Die Pandemie habe aber keineswegs nur Nachteile gebracht. „Sie hat bei unseren Kunden in Zeiten einer Konjunkturschwäche das Bewusstsein für eine gute Hausbankbeziehung gefördert.“ Die Kommunikation mit den Geschäftspartnern sei in den vergangenen Monaten intensiver denn je gewesen. Dr. Abendroth: „Wir schauen uns unseren gesamten Kundenbestand seit März mit viel Aufwand als Früherkennungsmaßnahme an und nehmen Bewertungen vor. Daraus haben sich viele Anlässe für eine gute und qualifizierte Beratung ergeben. Wir gewinnen dadurch ein noch tieferes Verständnis für Geschäftsmodelle, Einflussfaktoren und Perspektiven und machen deutlich, dass wir in der Krise als Partner bereitstehen.“ Dieser Dialog sei ein deutlicher Vorteil zu vielen anderen Finanzinstituten.

 

Fusion als möglicher Zukunftsbaustein

Mit Blick auf das langfristige Geschäftsmodell der Kreditinstitute würden sich dennoch Fragen stellen. „Wir waren als Branche im operativen Geschäft in den vergangenen Jahren bei weitem nicht mehr so erfolgreich und haben davon profitiert, dass wir wenige Risikovorsorge angesichts einer anhaltend langen guten Konjunktur betreiben mussten.“ Die Zinsüberschüsse als wichtigste Grundlage des Geschäftsmodells seien seit 2015 um fast 30 Prozent weggebrochen. „Das ist brutal und angesichts der Corona bedingt weltweit steigenden Staatverschuldung gibt es an einer Veränderung der Rahmenbedingungen politisch kein Interesse.“

 

Der Banker nutzte die Chance, auch für die geplante Fusion mit der Förde Sparkasse (Kiel) zu werben. „Die Möglichkeiten der Kostensenkung in unseren Strukturen sind endlich. Wir sehen in dem Zusammenschluss eine gute Konstellation, da unsere Geschäftsgebiete gut zusammenpassen.“ Die Fusion biete nicht nur eine gute ökonomische Perspektive, sondern vor allem auch Anziehungskraft für die Mitarbeiter. „Es wird künftig noch stärker darauf angekommen, dass wir richtig gute Mitarbeiter haben.
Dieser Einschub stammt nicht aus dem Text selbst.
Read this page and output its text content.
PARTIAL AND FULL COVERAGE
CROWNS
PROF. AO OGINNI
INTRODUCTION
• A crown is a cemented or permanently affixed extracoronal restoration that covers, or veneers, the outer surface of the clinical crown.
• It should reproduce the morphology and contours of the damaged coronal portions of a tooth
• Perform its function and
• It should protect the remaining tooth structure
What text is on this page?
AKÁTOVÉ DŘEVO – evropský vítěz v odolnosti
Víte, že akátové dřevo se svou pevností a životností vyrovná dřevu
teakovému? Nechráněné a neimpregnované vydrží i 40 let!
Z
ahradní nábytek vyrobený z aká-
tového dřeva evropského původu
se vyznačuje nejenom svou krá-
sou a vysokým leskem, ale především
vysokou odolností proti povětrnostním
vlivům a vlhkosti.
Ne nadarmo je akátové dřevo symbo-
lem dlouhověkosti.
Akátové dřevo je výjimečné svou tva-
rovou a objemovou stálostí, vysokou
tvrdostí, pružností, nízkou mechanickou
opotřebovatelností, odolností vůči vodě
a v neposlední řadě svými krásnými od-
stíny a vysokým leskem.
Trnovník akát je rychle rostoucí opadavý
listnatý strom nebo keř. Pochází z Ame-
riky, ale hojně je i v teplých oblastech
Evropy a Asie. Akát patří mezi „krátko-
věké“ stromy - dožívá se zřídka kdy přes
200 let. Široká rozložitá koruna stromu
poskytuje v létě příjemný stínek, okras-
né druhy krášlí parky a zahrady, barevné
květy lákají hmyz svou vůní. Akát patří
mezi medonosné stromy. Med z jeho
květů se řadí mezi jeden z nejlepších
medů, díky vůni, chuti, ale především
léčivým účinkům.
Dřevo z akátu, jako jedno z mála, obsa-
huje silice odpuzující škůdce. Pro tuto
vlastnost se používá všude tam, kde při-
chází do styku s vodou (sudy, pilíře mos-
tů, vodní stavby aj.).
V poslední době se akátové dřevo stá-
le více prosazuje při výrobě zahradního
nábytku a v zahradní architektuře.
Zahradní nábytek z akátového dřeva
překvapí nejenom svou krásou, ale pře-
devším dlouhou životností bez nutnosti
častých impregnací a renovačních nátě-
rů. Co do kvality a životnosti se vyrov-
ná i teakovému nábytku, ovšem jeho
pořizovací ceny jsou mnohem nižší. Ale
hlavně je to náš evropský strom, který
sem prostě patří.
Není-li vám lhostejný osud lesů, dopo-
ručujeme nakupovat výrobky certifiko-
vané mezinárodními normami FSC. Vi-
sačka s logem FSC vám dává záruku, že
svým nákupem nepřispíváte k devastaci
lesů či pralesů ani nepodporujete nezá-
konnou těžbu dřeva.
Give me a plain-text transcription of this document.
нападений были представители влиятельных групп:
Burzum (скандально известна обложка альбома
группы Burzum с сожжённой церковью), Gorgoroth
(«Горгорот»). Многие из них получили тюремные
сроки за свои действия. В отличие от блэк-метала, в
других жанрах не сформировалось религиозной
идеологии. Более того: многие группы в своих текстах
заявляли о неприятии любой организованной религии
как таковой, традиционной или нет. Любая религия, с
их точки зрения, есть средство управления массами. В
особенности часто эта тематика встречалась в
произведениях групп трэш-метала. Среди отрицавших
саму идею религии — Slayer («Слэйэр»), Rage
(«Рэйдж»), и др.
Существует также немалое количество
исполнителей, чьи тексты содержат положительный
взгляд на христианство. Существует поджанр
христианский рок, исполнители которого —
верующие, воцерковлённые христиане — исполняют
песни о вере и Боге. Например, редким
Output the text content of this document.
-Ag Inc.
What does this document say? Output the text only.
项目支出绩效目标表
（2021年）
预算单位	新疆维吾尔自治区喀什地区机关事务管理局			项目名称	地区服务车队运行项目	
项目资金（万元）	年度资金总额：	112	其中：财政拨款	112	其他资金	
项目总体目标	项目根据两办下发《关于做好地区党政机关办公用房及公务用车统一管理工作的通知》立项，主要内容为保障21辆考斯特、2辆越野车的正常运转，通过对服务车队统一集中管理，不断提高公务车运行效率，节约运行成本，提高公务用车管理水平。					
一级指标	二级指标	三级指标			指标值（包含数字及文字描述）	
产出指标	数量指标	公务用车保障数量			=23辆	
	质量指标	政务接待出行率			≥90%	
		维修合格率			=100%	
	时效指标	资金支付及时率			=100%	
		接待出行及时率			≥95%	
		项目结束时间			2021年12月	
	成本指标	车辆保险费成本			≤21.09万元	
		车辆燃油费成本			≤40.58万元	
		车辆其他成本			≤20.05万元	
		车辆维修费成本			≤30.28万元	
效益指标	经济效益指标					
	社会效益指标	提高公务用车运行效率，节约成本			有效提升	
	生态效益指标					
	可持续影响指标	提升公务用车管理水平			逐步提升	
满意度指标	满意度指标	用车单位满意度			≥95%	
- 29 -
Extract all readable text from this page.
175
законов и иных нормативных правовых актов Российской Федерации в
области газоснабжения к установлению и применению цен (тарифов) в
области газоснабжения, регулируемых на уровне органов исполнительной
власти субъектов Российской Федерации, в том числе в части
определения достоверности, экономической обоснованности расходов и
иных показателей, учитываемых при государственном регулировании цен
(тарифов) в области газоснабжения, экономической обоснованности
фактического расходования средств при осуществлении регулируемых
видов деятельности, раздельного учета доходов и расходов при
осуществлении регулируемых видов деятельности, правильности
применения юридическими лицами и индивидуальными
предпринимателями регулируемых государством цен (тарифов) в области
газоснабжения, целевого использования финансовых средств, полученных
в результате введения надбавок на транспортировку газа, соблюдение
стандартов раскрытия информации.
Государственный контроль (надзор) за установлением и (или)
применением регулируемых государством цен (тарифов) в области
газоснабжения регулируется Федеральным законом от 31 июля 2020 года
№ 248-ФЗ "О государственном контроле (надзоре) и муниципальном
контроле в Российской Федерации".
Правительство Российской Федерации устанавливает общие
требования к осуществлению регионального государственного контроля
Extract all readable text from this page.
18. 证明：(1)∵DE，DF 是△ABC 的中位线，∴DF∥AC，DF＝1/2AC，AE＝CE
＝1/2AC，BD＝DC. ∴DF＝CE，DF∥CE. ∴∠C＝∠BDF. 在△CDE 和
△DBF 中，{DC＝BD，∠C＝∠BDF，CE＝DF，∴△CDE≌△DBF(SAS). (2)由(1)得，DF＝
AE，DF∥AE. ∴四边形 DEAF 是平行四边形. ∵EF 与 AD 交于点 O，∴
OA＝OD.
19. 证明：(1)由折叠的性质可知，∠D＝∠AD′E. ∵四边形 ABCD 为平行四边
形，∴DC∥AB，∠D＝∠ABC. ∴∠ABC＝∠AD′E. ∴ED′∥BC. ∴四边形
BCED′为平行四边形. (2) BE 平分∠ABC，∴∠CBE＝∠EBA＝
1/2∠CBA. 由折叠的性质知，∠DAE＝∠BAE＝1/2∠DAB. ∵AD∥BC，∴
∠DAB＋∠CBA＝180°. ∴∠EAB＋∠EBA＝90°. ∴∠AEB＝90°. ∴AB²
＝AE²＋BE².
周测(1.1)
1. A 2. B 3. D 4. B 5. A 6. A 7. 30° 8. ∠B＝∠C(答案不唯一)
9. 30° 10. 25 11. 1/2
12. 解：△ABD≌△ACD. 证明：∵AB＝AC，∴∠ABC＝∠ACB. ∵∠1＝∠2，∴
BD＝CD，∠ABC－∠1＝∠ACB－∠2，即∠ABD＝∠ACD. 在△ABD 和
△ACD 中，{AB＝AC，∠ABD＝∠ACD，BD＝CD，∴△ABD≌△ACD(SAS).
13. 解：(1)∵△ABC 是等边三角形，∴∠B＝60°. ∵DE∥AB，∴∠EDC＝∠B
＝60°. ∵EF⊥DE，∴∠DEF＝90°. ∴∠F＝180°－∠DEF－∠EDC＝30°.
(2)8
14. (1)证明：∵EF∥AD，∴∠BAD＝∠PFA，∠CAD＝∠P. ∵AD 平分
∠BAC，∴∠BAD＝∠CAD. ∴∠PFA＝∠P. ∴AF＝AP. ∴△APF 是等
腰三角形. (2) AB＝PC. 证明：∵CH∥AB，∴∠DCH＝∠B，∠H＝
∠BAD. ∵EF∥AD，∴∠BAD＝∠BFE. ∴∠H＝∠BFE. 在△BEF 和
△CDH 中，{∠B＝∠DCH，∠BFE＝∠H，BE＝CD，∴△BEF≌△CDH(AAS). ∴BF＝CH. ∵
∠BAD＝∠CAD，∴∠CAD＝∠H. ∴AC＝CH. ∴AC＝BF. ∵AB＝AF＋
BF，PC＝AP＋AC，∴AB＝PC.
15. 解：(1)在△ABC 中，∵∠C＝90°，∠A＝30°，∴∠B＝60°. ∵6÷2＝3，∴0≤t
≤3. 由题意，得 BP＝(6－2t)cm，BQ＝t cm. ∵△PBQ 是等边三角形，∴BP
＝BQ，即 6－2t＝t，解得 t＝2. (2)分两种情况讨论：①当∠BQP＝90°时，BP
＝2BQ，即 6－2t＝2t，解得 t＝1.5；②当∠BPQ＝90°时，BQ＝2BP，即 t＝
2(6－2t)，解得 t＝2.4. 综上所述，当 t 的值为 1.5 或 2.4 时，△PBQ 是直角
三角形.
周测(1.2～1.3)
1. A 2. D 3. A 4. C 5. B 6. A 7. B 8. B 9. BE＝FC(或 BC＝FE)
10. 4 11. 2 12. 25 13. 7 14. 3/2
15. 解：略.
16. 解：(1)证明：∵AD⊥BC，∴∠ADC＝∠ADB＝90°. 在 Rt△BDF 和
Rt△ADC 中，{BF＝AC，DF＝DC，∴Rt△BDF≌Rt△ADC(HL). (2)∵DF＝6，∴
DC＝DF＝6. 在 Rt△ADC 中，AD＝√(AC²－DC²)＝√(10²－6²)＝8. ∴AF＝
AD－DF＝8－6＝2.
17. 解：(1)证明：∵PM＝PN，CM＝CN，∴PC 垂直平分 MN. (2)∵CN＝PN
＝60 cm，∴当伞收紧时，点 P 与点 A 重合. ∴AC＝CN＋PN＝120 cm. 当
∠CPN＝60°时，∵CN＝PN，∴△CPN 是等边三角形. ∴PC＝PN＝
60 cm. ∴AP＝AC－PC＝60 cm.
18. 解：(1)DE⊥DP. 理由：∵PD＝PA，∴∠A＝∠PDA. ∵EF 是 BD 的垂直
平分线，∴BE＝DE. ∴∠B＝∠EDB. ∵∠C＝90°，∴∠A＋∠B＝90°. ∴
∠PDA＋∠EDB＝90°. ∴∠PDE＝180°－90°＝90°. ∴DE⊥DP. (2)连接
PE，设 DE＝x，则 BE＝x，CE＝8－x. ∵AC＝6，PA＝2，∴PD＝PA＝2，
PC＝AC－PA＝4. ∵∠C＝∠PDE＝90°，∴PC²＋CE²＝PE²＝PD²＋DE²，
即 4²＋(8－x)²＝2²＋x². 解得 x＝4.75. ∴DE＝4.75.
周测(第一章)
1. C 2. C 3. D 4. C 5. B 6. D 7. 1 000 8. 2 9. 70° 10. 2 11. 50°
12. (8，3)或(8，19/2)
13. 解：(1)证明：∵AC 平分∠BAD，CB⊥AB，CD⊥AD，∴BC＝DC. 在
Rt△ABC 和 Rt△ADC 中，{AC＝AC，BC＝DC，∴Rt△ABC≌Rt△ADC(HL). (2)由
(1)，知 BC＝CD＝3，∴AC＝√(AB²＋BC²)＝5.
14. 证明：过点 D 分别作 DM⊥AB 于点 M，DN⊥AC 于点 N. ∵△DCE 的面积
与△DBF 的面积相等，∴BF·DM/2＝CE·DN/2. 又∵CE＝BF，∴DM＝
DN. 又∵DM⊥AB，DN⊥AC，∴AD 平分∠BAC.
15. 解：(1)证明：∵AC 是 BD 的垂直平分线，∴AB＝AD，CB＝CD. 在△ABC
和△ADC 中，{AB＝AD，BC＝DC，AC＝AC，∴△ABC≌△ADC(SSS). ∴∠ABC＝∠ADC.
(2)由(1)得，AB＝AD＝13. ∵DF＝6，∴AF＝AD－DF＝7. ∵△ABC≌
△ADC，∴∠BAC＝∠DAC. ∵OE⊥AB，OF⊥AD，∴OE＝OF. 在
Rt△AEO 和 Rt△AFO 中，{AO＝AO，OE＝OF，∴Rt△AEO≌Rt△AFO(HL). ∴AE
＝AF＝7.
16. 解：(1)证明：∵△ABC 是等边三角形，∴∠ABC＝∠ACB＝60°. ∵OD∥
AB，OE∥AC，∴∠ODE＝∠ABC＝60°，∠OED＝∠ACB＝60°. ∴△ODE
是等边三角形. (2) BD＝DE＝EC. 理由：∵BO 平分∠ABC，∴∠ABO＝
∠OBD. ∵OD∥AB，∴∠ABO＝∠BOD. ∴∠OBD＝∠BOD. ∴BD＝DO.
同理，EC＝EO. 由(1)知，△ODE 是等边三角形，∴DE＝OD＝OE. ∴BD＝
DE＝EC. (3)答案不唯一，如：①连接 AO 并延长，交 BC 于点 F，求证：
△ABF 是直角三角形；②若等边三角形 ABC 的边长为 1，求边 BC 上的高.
Mit der Fusion erhöhen wir unsere Arbeitgeberattraktivität deutlich.“ Es gibt einen bunten Strauß guter Gründe, den Fusionsschritt zu gehen, so der Vorstandsvorsitzende. Ein Zusammenschluss der beiden Häuser führt zu etwa 1.600 Mitarbeitern und einer Bilanzsumme von mehr als zehn Milliarden Euro.